Wokół drogi dotarcia „Opinii” do Sekretariatu Stanu Stolicy Apostolskiej narosło wiele legend, które do dzisiaj nie są wyjaśnione. Według jednej wersji wydarzeń tekst został dostarczony przez Stanisława Stommę, ale zaprzeczał jej sam zainteresowany. Członek Koła Poselskiego „Znak”, Janusz Zabłocki, uważał z kolei, że dokument nieoficjalnie przekazał ktoś z ich środowiska. Jak podał w dzienniku, idea skierowania do Watykanu zbiorowego memoriału była tam wcześniej rozważana. Stanisław Stomma wraz z redaktorem naczelnym „Tygodnika Powszechnego” Jerzym Turowiczem twierdzili, że tekst mógł dostarczyć do Kurii Rzymskiej ich wspólny przyjaciel i dziennikarz katolicki z Londynu – Jan Tokarski. Niestety, dzisiejsza wiedza nie pozwala nam rozstrzygnąć tego sporu.
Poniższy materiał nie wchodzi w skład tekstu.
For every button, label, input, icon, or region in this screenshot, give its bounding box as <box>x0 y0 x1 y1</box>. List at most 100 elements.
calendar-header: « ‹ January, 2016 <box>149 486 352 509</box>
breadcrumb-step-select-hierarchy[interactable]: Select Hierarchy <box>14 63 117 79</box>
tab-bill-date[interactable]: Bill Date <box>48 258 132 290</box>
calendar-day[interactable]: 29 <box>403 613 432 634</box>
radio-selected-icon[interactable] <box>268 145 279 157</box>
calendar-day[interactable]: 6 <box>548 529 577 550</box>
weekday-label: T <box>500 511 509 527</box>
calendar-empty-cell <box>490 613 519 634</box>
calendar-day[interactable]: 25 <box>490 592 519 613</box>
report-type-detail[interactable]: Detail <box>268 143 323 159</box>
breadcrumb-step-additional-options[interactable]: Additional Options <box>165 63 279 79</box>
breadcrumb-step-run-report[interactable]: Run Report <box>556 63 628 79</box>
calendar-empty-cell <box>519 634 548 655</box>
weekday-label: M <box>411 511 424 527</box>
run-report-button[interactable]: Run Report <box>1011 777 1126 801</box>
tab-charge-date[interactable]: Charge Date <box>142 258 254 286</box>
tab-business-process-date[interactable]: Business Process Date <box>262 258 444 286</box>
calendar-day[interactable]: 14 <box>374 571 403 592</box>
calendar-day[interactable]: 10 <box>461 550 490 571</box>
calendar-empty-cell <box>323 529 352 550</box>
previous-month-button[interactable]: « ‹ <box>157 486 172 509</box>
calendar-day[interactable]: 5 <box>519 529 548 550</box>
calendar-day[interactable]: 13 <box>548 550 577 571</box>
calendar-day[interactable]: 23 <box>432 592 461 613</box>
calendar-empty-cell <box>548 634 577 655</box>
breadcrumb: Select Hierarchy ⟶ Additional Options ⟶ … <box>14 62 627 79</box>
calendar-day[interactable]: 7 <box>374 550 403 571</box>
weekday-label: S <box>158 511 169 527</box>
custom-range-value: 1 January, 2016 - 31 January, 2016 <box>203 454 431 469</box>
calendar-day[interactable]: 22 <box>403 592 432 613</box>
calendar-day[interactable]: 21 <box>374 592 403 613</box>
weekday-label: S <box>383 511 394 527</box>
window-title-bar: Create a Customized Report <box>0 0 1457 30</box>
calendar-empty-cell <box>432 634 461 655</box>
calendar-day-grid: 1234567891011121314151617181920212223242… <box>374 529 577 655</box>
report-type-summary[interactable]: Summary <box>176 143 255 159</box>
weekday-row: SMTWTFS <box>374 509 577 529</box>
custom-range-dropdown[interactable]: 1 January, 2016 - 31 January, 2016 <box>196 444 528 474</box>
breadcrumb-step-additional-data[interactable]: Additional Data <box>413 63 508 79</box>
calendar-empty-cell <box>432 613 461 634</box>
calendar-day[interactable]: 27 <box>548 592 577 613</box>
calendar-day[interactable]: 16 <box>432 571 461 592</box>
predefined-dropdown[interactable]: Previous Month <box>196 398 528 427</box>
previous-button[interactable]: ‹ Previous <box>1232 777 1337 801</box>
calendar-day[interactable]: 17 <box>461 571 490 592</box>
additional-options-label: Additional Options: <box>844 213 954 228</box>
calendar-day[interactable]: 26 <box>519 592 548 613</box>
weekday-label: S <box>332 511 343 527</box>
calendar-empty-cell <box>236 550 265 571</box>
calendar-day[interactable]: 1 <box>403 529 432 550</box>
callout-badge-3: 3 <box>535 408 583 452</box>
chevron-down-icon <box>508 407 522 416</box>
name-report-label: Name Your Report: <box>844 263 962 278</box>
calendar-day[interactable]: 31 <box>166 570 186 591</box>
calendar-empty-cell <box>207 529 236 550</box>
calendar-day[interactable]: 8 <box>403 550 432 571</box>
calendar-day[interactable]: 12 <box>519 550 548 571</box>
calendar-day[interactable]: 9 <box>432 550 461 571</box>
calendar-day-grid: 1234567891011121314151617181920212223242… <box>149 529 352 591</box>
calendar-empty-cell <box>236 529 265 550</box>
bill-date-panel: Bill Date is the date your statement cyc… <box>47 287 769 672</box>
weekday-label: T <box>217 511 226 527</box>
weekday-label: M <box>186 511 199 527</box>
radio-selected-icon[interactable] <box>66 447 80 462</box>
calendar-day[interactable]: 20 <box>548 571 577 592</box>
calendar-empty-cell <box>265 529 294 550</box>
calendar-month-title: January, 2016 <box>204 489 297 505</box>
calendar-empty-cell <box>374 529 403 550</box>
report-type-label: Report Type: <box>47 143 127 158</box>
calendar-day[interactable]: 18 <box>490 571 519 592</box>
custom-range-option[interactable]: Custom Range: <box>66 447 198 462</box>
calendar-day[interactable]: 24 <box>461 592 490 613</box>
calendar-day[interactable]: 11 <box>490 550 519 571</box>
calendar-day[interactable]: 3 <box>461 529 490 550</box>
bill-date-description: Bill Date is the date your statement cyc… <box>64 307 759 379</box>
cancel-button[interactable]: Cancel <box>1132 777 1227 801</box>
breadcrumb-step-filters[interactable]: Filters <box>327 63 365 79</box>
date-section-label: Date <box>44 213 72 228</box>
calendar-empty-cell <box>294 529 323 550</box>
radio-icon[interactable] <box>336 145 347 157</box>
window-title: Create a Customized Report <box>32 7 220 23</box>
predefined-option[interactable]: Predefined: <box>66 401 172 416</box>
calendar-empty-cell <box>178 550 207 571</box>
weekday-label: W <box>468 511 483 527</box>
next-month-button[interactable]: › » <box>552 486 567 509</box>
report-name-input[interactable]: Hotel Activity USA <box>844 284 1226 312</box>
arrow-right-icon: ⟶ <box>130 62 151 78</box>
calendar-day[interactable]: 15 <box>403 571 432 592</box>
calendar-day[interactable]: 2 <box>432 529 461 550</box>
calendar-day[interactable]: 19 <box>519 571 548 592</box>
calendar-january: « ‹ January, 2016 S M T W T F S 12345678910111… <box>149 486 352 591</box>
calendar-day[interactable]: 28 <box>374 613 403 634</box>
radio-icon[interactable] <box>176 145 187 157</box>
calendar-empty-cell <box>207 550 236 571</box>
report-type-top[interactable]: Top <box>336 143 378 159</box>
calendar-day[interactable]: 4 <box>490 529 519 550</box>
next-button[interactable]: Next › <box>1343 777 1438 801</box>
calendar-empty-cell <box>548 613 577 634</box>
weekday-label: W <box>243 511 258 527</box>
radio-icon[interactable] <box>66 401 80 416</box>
„Opinia” spowodowała czasowe zawieszenie kontaktów pomiędzy prymasem a środowiskiem Znaku. Po kilku miesiącach, wiosną 1964 roku, konflikt został zażegnany po spotkaniu obu stron w podwarszawskich Laskach, na terenie klasztoru Zgromadzenia Sióstr Franciszkanek Służebnic Krzyża.
Dokument „Opinia” stanowił jedną z wielu przyczyn tarć w relacjach kardynała Stefan Wyszyńskiego ze Znakiem. Konflikt wokół memoriału należał jednak do najpoważniejszych, a od momentu jego publikacji w Watykanie sytuacje sporne pojawiały się częściej. Polityczni adwersarze prymasa pośmiertnie przyznali mu rację. Stanisław Stomma w swoich wspomnieniach po latach stwierdził, że przekazanie Kurii Rzymskiej dokumentu było błędem i aktem nielojalności względem Wyszyńskiego.
Bibliografia:
- Brzeziecki Andrzej, Tadeusz Mazowiecki. Biografia naszego premiera, Znak, Kraków 2015.
- Czaczkowska Ewa, Kardynał Wyszyński. Biografia, Znak, Kraków 2013.
- Graczyk Roman, Od uwikłania do autentyczności. Biografia polityczna Tadeusza Mazowieckiego, Zysk i S-ka, Poznań 2015.
- Raina Peter, Kardynał Wyszyński, t. 4, Czasy Prymasowskie: 1962-1963, Książka Polska, Warszawa 1994.
- Stomma Stanisław, Trudne lekcje historii, Znak, Kraków 1998.
- Zabłocki Janusz, Dzienniki 1956-1965, t. 1, Instytut Pamięci Narodowej, Warszawa 2008.
- Zawieyski Jerzy, Dzienniki 1960-1969, t. 2, Ośrodek KARTA, Warszawa 2013.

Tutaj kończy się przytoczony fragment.